Configuring Snowflake for Spark in Qubole¶
To configure Snowflake for Spark in Qubole, you simply add Snowflake as a Qubole data store. This topic provides step-by-step instructions for performing this task using the Qubole Data Service (QDS) UI.
You can also use the QDS REST API to add Snowflake as a data store. For step-by-step instructions, see Adding a Snowflake Data Warehouse as a Data Store (in the Qubole Documentation).
You must be a QDS system administrator to add a data store.
You must have a Qubole Enterprise edition account.
The role used in the connection needs USAGE and CREATE STAGE privileges on the schema that contains the table that you will read from or write to via Qubole.
Preparing an External Location for Long-running Queries¶
If some of your jobs exceed 36 hours in length, consider preparing an external location to use to exchange data between Snowflake and Spark. For more information, see Preparing an External Location For Files.
Adding Snowflake as a Data Store in the QDS UI¶
From the Home menu, click Explore.
In the dropdown list on the Explore page, select + Add Data Store.
Enter the required information in the following fields:
Data Store Name: Enter the name of the data store to be created.
Database Type: Select ‘Snowflake’.
Catalog Name: Enter the name of the Snowflake catalog.
Database Name: Enter the name of the database in Snowflake where the data is stored.
Warehouse Name: Enter the name of the Snowflake virtual warehouse to use for queries.
Host Address: Enter the base URL of your Snowflake account (e.g.
myorganization-myaccount.snowflakecomputing.com). See Account Identifiers for details on specifying your account identifier in this URL.
Username: Enter the login name for your Snowflake user (used to connect to the host).
Password: Enter the password for your Snowflake user (used to connect to the host).
Note that all the values are case-sensitive, except for Host Address.
Click Save to create the data store.
Repeat these steps for each Snowflake database that you want to add as a data store. Or you can edit the data store to change the Snowflake database or any other properties for the data store (e.g. change the virtual warehouse used for queries).

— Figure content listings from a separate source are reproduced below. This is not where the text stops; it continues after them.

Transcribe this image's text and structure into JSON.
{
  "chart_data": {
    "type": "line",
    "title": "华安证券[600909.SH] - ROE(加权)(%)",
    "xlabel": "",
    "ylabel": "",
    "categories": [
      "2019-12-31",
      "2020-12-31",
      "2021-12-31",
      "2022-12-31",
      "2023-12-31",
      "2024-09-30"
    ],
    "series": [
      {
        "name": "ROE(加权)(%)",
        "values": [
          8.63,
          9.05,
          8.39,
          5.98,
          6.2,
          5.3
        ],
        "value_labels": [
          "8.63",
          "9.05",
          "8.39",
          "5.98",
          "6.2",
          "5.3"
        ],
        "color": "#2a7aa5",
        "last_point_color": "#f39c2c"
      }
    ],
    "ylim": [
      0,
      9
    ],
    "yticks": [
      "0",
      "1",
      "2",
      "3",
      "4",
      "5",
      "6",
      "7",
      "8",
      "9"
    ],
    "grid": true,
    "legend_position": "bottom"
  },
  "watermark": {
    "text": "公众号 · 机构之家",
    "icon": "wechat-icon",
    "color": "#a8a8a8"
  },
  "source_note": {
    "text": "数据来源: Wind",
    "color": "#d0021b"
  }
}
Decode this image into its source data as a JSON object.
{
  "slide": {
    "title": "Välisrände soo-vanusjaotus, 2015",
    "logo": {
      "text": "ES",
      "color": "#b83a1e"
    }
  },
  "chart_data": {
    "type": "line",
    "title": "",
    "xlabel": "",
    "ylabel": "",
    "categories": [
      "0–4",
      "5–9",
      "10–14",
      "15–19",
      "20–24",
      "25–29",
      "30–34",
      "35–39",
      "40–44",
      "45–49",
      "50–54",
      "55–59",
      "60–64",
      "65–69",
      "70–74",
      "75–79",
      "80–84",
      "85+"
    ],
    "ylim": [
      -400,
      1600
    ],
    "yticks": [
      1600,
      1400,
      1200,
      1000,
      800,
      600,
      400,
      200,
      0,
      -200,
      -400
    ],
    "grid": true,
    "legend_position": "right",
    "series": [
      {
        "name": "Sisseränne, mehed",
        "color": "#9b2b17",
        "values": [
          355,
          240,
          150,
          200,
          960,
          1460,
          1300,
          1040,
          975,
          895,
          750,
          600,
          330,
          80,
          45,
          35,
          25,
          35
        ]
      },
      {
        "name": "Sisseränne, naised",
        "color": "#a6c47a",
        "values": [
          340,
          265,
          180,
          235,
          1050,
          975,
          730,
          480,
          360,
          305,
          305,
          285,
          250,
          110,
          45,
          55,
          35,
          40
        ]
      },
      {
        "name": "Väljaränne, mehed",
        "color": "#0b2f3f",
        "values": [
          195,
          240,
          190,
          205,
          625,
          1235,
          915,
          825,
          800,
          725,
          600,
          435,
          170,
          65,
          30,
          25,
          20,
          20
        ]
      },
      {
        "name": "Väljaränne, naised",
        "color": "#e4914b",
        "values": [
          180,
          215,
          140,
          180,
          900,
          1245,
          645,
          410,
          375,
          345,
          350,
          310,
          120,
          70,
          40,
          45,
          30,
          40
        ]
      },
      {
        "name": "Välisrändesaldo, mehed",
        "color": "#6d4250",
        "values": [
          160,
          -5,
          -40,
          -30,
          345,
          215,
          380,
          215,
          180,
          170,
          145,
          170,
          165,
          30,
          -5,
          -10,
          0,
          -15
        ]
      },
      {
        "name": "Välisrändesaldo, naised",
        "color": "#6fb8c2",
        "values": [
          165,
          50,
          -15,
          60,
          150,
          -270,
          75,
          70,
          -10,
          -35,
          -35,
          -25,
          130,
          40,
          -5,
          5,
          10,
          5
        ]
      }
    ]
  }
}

After adding a Snowflake data store, restart the Spark cluster (if you are using an already-running Spark cluster). Restarting the Spark cluster installs the
.jar files for the Snowflake
Connector for Spark and the Snowflake JDBC Driver.
Verifying the Snowflake Data Store in Qubole¶
To verify that the Snowflake data store was created and has been activated, click on the dropdown list in the upper-left of the Explore page. A green dot indicates that the data store has been activated.
You should also verify that the table explorer widget in the left pane of the Explore page displays all of the tables in the Snowflake database specified in the data store.
Query Pushdown in Qubole¶
Spark queries benefit from Snowflake’s automatic query pushdown optimization, which improves performance. By default, Snowflake query pushdown is enabled in Qubole.
For more details about query pushdown, see Pushing Spark Query Processing to Snowflake (Snowflake Blog).